Stellen Sie einen 10-Zoll-LCD-Monitor auf 12,5 Zentimeter vor die Augen der Maus auf, um visuelle Reize zu präsentieren. Konfigurieren Sie die Fluoreszenz-Einreichungssammelfilter für EGFP und R-CaMP und die Anregungswellenlänge auf 1.000 Nanometer. Erfassen Sie Bilder mit einer räumlichen Auflösung von 0,25 Mikrometern pro Pixel.

Finden Sie die Bildregion, in der R-CaMP-positive Neuronen und EGFP-positive Mikroglia gleichzeitig abgebildet werden können. In Schicht 2, 3. Erfassen Sie Bilder mit einer Bildrate von 30 Hertz.

Gleichzeitig mit der Bildaufnahme werden der Maus in 12 Richtungen in sechs Richtungen, von null bis 150 Grad in 30-Grad-Schritten, visuelle Reize präsentiert. Nehmen Sie nach der Bildaufnahme die Maus vom Mikroskoptisch. Trennen Sie das Shading-Gerät und das stereotaktische Instrument von der Maus und bringen Sie die Maus in ihren Heimatkäfig zurück.

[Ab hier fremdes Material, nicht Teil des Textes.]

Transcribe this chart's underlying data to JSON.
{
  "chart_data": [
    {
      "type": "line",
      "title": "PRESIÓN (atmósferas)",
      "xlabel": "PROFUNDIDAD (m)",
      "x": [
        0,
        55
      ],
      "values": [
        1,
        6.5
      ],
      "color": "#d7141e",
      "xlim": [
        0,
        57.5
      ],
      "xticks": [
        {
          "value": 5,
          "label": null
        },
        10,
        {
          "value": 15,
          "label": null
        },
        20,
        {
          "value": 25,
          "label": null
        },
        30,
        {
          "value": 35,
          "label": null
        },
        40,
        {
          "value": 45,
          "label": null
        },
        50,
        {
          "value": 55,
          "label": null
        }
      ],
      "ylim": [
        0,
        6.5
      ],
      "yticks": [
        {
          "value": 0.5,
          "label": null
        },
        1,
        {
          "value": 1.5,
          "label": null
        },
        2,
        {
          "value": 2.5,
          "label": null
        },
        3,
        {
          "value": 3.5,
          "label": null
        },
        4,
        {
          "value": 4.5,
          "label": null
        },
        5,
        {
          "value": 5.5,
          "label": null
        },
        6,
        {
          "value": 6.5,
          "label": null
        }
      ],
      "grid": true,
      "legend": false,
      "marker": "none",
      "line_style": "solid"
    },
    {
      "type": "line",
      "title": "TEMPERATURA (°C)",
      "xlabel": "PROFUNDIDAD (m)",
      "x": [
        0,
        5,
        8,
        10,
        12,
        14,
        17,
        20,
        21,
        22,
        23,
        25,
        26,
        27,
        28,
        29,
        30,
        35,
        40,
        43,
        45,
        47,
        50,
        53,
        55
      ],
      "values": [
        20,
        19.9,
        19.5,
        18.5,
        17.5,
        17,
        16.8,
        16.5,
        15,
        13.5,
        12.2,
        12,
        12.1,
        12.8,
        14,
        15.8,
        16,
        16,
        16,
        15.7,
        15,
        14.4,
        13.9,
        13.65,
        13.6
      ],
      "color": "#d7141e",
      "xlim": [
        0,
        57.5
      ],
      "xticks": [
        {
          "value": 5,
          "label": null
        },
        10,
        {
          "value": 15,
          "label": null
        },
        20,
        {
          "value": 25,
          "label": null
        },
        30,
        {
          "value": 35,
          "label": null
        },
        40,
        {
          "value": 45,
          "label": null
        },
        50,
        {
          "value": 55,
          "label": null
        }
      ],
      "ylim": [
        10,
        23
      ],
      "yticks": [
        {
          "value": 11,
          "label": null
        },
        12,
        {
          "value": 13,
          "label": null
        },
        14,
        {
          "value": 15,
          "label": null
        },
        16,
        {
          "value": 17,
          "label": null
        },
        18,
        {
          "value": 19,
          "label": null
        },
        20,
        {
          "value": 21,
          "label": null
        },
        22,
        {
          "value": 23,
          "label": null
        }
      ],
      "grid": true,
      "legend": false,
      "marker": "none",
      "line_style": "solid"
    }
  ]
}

Unter Verwendung dieses Protokolls wurden eine AAV-Injektion und eine Implantation des Schädelfensters im primären visuellen Kortex einer acht Wochen alten transgenen Maus durchgeführt, gefolgt von einer Zwei-Photonen-Bildgebung der R-CaMP-basierten neuronalen Aktivität und Mikrogliadynamik in den Schichten 2, 3. Der Maus wurden knirschende visuelle Reize präsentiert und die visuellen Antworten in der adendritischen Wirbelsäule wurden anhand von Kalziumspuren analysiert. Die Fortsätze der Mikroglia zeigten eine schnelle Dynamik und veränderten ihre Morphologie innerhalb von 10 Sekunden.

Mittels Zwei-Photonen-Bildgebung in Schicht 2, 3 des primären visuellen Kortex in einer 12 Wochen alten transgenen Maus wurde R-CaMP in Neuronen beobachtet, hier in Magenta. Ein EGFP wurde in Mikroglia beobachtet, die in grün dargestellt sind. Einzelne Signale wurden auch für EGFP und R-CaMP beobachtet.

Eine erfolgreiche AAV-Injektion ist für diese Methode entscheidend. Die Hauptgründe für eine fehlgeschlagene AAV-Injektion sind die Uhrglaspipetten und die Gewebeschäden. Es wurde festgestellt, dass das Überwachungsverhalten auf Mikroglia und die Mikroglia-Interaktion des SNAP bei verschiedenen pathogenen Mechanismen, wie z.B. der Alzheimer-Krankheit, vorherrschend sind.

Unsere Methode ist für die Forschung auf diesem Gebiet von Vorteil.